3)  Through Wojnarowicz, Laing explores the sexual scene in NYC in the 90s, pre-AIDS, the fetish scene but mostly the gay scene.  She spends some time discussing the whole derelict docklands cruising scene.  Interesting that so many of the artists that came out of NYC at that time were gay, or explored the whole fetish idea in their art and concerts staging.  The 60s counterculture brought a kind of revolution to american society - blew up the suburban, nuclear family, work oriented, church on Sunday, Father Knows Best mythology (where did this myth come from?).  The 90s NYC gay art scene also seems to have had some kind of revolutionary effect on american society, but I am not sure how I would characterize that.  Pushing of boundaries?  Perhaps, the marginalized and "different" demanding to be seen, heard and accepted in society?  Through this, a further broadening of the idea of social norms?  If this is so, this revolution has definitely not completed its cycle yet.  In fact, we are in a major push-back stage right now, especially in the US.   Interesting ideas to explore more...

Facing the Hunter - David Adams Richards

Part memoir, part examination of the reality and issues around hunting.  He hits on his usual themes - the reality of a somewhat inarticulate rural underclass, the unreality of the views of urban, politically correct "intellectuals" who are so distanced from this reality - and also the historical reality of Canada until recently.  There are also some wonderful passages about moving through the woods and experiencing wild spaces, and the kinds of skills and awareness you need to be fully there.
As good as any of his fiction, with that same distinct voice, though toned down some.
An important part of his oeuvre.

An Event in Autumn - Henning Mankell

A short Wallander mystery.  One of the last I think.  Good, but for me, not one of his best.

Wednesday 15 August 2018

The Black Book - Ian Rankin

A very early Rebus novel, but already with all the main characters and Rebus ticks.

The Impossible Dead - Ian Rankin

A detective story focused on Detective Fox from Complaints.  More intellectual than the Rebus books, but just as good.  Underlying theme - behind every fortune, and every successful politician lies a crime, or at least a lie.

Before the Frost - Henning Mankell

A Wallander mystery.  Wallander and his daughter Linda both figure as detectives in this book.
A good spin out of a mystery, based on religious cults.

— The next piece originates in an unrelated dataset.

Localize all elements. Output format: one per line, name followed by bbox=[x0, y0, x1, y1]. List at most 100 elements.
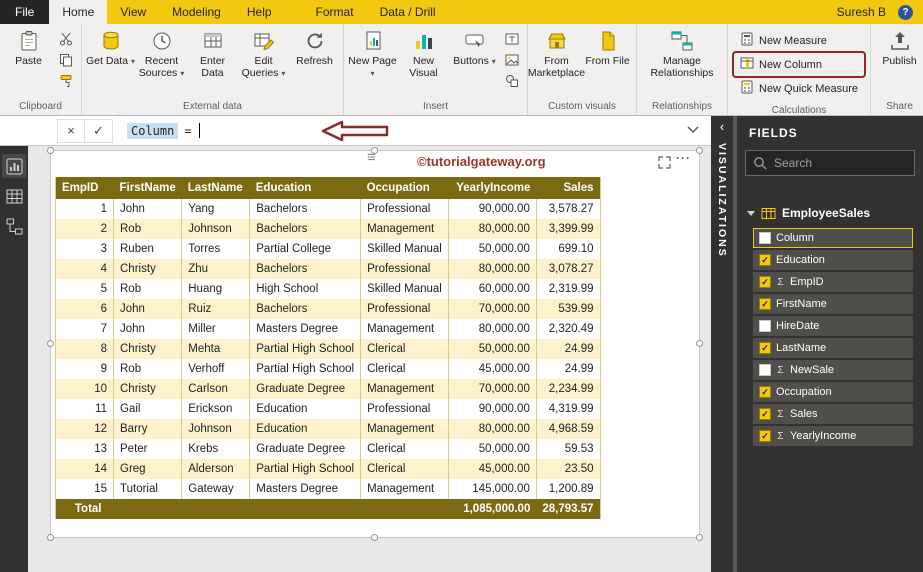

NIghts Below Station Street - David Adams Richards

Richards always looks at what passes as the underside of society - the marginal, the poor, the inarticulate, the forgotten.  Not much happens in the story itself, but the voice the story is told in is everything.  It is third person, but the language is the voice of the marginalized characters that are the heroes of the story - Joe Walsh and his wife.  I recognize the voice as that of some of my older relatives from Quebec, but with an edge that comes from a desperation and chaos that they did not know. 
As usual, the educated and socially pretentious get skewered....

One Step Behind - Henning Mankell

The best Mankell book I have read so far.  A Wallander mystery.  Wonderful use of settings.  Characters intriguing.  Interesting exploration of the psychotic mind.

Wednesday 1 August 2018

Dogs at the Perimeter - Madeleine Thien

This novel is set in Cambodia during the Khmer Rouge period.  A very interior novel, with the main character undergoing almost a form of madness after her experiences during the regime's emptying of Phnom Pen.  It seems this is Thien's theme, regime traumas of the east Asia?  Her writing reminds me of Ondaatje - the same weaving back and forth between a traumatic past and a stable present, and an inability to find a place of peace between the two.

The Master and Margarita - Mikhail Bulgakov

Well-written, clever, but I am surprised this book banned and Bulgakov was never published in  Russia during communist times.  I really don't see any back story or hints of criticism of the regime.  About the only thing you could say is that is in not really a glorification of the working class and the (imaginary) worker society of communist Russia.  Bulgakov seems more in the tradition of Russian short story writers like Gogol.

Un covo di vipere - Andrea Camilleri

Un altro buon mistero nel dialetto siciliano.